Has anyone read Joseph de Maistre? I find much of his thinking sensible, especially on constitutions. I also find him to be a fruitcake (in the first dialogue of St. Petersburg Dialgoues, in his defense of execution by horrific torture, de Maistre notes the charge that inevitably innocent people will be torturted to death; his rebuttal is simply that even if they innocent of the charge, they are probably guilty of *something* anyway, and so their torture to death is no great crime). A important thinker, but I take him with a grain of salt. Although some have suggested he says certain things to be provocative (I find this in the translator's introduction), yet I am not sure I see substantiation of that. Joseph de Masitre's bloodthirsty conservativism only appears to clash with his unimpeachably moral life to the liberal, but from de Maistre's perspective I think they would be perfectly consistent.

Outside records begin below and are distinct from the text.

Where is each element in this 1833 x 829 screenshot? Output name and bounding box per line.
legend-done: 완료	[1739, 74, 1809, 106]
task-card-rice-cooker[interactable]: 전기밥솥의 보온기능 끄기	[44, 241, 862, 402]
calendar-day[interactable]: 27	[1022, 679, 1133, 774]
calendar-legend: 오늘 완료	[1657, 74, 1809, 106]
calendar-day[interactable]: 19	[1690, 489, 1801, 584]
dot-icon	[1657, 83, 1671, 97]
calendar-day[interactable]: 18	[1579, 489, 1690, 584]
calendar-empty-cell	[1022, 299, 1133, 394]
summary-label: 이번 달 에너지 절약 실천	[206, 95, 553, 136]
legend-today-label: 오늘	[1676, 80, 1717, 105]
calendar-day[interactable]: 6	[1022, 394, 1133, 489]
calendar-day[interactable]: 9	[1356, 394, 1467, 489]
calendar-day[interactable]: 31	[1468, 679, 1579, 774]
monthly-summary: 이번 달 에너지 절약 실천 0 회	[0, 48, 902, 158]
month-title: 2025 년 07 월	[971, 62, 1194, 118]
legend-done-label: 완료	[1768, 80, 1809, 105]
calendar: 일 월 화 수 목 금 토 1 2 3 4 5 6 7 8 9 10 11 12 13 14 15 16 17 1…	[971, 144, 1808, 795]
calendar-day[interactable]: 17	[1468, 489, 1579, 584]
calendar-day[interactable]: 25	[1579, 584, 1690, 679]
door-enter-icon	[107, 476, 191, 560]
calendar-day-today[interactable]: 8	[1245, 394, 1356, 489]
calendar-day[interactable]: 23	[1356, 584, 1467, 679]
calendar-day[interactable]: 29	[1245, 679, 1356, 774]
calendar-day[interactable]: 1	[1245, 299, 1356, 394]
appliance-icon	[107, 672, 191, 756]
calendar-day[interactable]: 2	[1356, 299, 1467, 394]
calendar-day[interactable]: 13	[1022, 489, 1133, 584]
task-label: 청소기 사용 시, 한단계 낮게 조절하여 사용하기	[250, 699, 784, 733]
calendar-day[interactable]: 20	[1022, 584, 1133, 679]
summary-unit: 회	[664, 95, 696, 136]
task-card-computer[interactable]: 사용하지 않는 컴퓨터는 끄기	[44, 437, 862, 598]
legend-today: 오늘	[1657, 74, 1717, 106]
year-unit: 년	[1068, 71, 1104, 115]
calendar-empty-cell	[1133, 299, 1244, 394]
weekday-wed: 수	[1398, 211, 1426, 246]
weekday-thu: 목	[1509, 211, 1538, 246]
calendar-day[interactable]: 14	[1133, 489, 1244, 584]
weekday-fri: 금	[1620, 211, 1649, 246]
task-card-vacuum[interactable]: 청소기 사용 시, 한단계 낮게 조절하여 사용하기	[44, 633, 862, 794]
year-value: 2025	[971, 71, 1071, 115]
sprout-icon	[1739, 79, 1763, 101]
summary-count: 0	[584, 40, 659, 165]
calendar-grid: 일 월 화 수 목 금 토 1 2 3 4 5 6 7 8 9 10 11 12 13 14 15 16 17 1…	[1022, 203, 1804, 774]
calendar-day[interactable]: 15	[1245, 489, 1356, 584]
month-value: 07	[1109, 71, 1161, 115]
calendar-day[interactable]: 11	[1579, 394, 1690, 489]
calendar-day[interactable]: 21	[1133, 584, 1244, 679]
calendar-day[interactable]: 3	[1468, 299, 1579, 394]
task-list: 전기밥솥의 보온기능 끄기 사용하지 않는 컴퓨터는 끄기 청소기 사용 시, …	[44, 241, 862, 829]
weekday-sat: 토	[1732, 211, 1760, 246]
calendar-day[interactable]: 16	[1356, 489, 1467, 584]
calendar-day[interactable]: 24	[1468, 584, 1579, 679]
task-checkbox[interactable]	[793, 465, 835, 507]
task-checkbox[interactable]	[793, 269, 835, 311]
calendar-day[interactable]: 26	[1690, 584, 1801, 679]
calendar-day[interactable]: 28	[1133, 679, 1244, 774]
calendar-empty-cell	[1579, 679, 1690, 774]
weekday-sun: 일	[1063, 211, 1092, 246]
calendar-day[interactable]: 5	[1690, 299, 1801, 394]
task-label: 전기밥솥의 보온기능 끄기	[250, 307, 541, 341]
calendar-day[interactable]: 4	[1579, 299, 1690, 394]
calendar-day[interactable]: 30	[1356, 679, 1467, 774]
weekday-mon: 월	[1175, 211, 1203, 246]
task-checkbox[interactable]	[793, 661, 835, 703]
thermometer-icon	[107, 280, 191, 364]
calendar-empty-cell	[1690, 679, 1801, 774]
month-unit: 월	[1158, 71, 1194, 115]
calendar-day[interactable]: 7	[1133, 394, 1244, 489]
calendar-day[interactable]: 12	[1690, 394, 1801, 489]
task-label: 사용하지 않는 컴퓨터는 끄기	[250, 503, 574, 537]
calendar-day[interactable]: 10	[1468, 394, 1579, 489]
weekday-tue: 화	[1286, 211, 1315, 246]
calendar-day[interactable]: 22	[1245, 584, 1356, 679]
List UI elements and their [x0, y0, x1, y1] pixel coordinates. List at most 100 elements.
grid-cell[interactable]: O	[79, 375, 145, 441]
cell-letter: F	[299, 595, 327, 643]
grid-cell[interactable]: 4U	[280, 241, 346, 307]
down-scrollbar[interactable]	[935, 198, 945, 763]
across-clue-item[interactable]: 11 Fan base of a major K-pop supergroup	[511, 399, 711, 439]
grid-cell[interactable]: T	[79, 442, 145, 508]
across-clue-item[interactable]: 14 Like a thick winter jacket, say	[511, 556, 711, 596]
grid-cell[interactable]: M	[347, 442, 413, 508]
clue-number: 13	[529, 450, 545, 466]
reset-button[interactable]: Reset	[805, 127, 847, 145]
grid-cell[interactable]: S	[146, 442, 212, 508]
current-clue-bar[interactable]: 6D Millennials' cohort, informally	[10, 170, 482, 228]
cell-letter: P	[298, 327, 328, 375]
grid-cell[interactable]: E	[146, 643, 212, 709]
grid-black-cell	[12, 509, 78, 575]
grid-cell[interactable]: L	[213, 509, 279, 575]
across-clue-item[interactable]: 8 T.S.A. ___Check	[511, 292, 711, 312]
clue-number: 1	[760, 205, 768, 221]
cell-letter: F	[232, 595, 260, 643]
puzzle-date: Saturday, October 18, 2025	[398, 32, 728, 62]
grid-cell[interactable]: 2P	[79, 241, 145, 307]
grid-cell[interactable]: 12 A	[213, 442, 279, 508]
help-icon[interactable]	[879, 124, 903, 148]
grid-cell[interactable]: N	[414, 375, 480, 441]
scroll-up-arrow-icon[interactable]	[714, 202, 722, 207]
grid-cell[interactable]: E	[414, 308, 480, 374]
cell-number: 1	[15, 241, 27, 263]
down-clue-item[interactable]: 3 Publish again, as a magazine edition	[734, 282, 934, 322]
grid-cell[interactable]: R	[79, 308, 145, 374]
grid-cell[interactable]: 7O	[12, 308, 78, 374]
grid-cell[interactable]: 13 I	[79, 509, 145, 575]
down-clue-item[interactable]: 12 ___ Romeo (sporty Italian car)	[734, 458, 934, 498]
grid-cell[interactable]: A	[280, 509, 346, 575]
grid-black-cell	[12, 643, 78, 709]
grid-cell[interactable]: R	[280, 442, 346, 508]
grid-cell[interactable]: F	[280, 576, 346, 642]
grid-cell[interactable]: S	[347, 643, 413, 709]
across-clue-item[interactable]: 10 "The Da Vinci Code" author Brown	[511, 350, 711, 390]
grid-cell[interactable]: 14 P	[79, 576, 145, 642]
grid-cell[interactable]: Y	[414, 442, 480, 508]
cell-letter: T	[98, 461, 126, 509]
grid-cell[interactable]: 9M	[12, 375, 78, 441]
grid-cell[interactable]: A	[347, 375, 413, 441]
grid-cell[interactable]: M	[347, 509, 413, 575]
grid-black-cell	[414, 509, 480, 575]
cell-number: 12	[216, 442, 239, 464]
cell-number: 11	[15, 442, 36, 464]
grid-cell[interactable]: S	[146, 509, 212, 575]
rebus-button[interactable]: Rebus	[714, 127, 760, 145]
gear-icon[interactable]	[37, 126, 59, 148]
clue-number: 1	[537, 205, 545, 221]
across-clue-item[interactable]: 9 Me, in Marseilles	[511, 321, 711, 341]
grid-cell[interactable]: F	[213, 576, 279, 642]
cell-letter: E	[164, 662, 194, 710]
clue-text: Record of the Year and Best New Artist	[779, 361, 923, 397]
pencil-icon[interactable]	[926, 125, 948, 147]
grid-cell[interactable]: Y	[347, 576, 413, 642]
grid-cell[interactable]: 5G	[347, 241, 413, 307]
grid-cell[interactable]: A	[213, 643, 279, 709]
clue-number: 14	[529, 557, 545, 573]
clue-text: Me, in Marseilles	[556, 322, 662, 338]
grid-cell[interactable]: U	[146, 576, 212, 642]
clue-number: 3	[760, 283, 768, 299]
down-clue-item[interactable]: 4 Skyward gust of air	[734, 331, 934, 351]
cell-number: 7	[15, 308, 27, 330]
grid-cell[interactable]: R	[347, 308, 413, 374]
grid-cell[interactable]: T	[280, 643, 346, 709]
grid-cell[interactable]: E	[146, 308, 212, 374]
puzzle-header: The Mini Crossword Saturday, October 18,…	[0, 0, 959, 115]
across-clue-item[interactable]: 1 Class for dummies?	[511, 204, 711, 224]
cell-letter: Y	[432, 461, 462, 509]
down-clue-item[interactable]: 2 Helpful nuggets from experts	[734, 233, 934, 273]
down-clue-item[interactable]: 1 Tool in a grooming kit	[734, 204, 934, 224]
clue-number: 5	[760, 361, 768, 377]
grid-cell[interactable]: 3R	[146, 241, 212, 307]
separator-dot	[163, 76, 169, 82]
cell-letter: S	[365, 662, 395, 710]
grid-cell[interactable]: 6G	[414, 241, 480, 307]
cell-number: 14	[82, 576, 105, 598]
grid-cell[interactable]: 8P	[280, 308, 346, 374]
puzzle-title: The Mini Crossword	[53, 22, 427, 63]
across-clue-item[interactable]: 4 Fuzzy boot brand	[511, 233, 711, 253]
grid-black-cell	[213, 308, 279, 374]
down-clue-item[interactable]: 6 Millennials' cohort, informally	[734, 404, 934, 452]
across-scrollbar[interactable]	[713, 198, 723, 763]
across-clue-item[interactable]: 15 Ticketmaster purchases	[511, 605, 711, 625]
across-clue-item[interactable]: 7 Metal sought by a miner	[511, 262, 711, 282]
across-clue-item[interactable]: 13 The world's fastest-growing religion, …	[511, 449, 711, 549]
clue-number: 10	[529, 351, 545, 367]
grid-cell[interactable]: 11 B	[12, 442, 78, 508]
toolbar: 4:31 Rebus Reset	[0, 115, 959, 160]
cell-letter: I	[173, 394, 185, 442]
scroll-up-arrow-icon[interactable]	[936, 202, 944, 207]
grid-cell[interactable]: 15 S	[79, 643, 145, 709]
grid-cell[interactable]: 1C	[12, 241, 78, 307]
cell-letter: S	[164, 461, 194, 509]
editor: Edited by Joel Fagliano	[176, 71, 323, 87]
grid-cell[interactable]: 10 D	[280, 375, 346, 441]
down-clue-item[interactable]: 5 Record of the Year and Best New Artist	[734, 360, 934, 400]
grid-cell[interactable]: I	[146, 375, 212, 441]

I'd also like to ask if anyone has read The Benedict Option? I see it as very important for cultural conservatives. Rousseau said, "There is no doubt that people are in the long run what the government make out of them," a cancerous thought to be sure. A thought which unforunately has infested the right, who now use the term "conservative" in a meaningless way. The government should certainly support moral and religious order (I don't think there is any classical conservative who beleives "freedom of speech" protects pornography--the law of "freedom of speech", after all, came from British parliament, and was merely broadened in its scope to cover all citizens; no one in his right mind would think being an MP means you can show a pornographic video in parliament). Nonetheless, no classical conservative could believe that social engineering is the state's duty; that is what is foundational in our break with liberals over what education should be. Classical conservatives tend to support a liberal education, whereas liberals see public education primarily as a tool of social engineering. While we must support a moral state, the idea that a state can engineer is a moral society is simply incorrect; moral society is engineered by the family, the community and the Church.
Those in previous threads who have supplied titles for a classical conservative reading chart I greatly thank. I am working on it. Feel free to suggeest more titles from the Anglo-American, Continental and Slavophil schools. To the fellow who suggested Gottfried, I will heed your wishes and place him among the Continental school.
Tradcon General
Well thought out and written post. Problem is, there are no memes.
Meme de Maistre here for awhile and you might get some feedback.
I recommend drawing a De Maistro Pepe, memers love Pepe
I've read most of his work. In regards to what you brought up, I disagree strongly with the assertion that the state is incapable of engineering morality; this is the basis of the Aristotelian state that informed many of canon law theorists, including Boniface who's Unam Sanctum serves as the intellectual groundwork for much of the Papal-centered hierocratic thought that de Maistre champions. The teleological nature of the state may supplant the family and Church, but that is the nature of the state should cultural homogeneity be protected through political power. It is impossible to imagine a culturally conservative society that does not employ some form of cultural self-preservation through state authority.
I do not want pure meme'ers because their posts have no content, they are incapable of critical thought, and they lower the level of discourse.
Explain why Augustine and Aquinas believed prostituion should be legal.
Births out of wedlock in England in 1650 were under one percent. By 1820 they were over 25%. The first figure had zero to do with state engineering
You mean when the Church was stripped of political authority and could no longer enforce its morality? Gee I wonder...Almost as if you are proving my point.
>. It is impossible to imagine a culturally conservative society that does not employ some form of cultural self-preservation through state authority.
I agree with, btw, but I also disagree that it can or should engineer human nature
I think it had more to do with urbanization and enclosure
Sure, that's definitely be true, but it certainly doesn't have anything to do with the intrusion of state authority into morality, which the other fella seems to think.